Interesting Fact: White-breasted Nuthatches forage up, down, and sideways over tree trunks and around large branches. They often (though not always) start high in trees and move down them head first, pausing to crane their necks up and back, toward the horizontal, for a look around. They probe into bark crevices or chip away at wood to find food. ( https://www.allaboutbirds.org/guide/White-breasted_Nuthatch/lifehistory )

 

Are You Talking To Me?!

northern-cardinal-4

F/6.3, 1/250, ISO 450.

Northern Cardinal

What did little Tom’s mother do when she caught him zapping the other children with static electricity?

She grounded him.

Interesting Fact: The oldest recorded Northern Cardinal was a female, and was 15 years, 9 months old when she was found in Pennsylvania. ( https://www.allaboutbirds.org/guide/Northern_Cardinal/lifehistory )

I Am Going Green!

F/6.3, 1/125, ISO 320.

American Wigeon

A man takes his dog to the vet.

“My dog is cross-eyed, is there anything you can do for him?”

“Well,” said the vet, “let’s have a look at him” So he picks the dog up and examines his eyes, then he checks his teeth.

Finally, he says, “I’m going to have to put him down.”

“What? Because he’s cross-eyed?”

“No, because he’s really heavy”.

Interesting Fact: The American Wigeon is a rare, but regular straggler to Europe where it turns up in flocks of Eurasian Wigeon. ( https://www.allaboutbirds.org/guide/American_Wigeon/lifehistory ).

Sometimes They Come Back Again!

F/5.0, 1/250, ISO 400.

White-Tailed Deer

Where do old bowling balls end up?

In the gutter!

Interesting Fact: The fawn is also weaned by the time it loses its spots. By November the average whitetail male fawn will weigh close to 80 to 85 pounds, and the female fawn will weigh 75 to 80 pounds. As the spots disappear, the fawn’s coat also changes from its reddish color to a grayish winter coat. The buck fawn’s face grows a bit darker in color but the belly remains white. ( http://www.the-whitetail-deer.com/whitetail-deer-fawns.html )

 

Little Duckies Need Some Snackies

F/5.6, 1/160, ISO 100.

Mallard Female with Ducklings

Who earns a living driving their customers away?

A taxi driver.

Interesting Fact:  The female forms a shallow depression or bowl on the ground in moist earth. She does not carry material to the nest but rather pulls vegetation she can reach toward her while sitting on nest.
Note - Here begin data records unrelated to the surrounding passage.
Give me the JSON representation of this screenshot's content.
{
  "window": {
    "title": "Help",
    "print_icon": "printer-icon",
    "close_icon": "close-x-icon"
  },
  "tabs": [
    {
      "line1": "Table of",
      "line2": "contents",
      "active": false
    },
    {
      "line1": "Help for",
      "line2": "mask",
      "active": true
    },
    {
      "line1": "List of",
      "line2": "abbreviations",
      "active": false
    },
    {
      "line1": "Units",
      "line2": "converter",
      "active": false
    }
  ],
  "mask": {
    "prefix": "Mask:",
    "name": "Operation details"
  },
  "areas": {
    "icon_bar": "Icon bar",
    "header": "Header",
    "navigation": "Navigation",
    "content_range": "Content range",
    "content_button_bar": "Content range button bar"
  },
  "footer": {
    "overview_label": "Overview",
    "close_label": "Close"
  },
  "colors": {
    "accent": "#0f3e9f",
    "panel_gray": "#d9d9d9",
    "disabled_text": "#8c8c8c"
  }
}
During egg-laying phase, she lines the nest with grasses, leaves, and twigs from nearby. She also pulls tall vegetation over to conceal herself and her nest. After incubation begins, she plucks down feathers from her breast to line the nest and cover her eggs. The finished nest is about a foot across, with a bowl for the eggs that is 1–6 inches deep and 6–9 inches across. ( https://www.allaboutbirds.org/guide/Mallard/lifehistory )

 

The Fog Always Lifts.

F/9.0, 1/320, ISO 800.

Canada Goose

What do clouds do when they become rich?

A. They make it rain!

Interesting Fact: Nest Placement on the ground, usually on a muskrat mound or other slightly elevated site, near water. They prefer a spot from which they can have a fairly unobstructed view in many directions. Female selects the site and does much of nest construction. She adds down feathers and some body feathers beginning after the second egg is laid. She does all the incubation while her mate guards her and the nest.  ( https://www.allaboutbirds.org/guide/Canada_Goose/lifehistory )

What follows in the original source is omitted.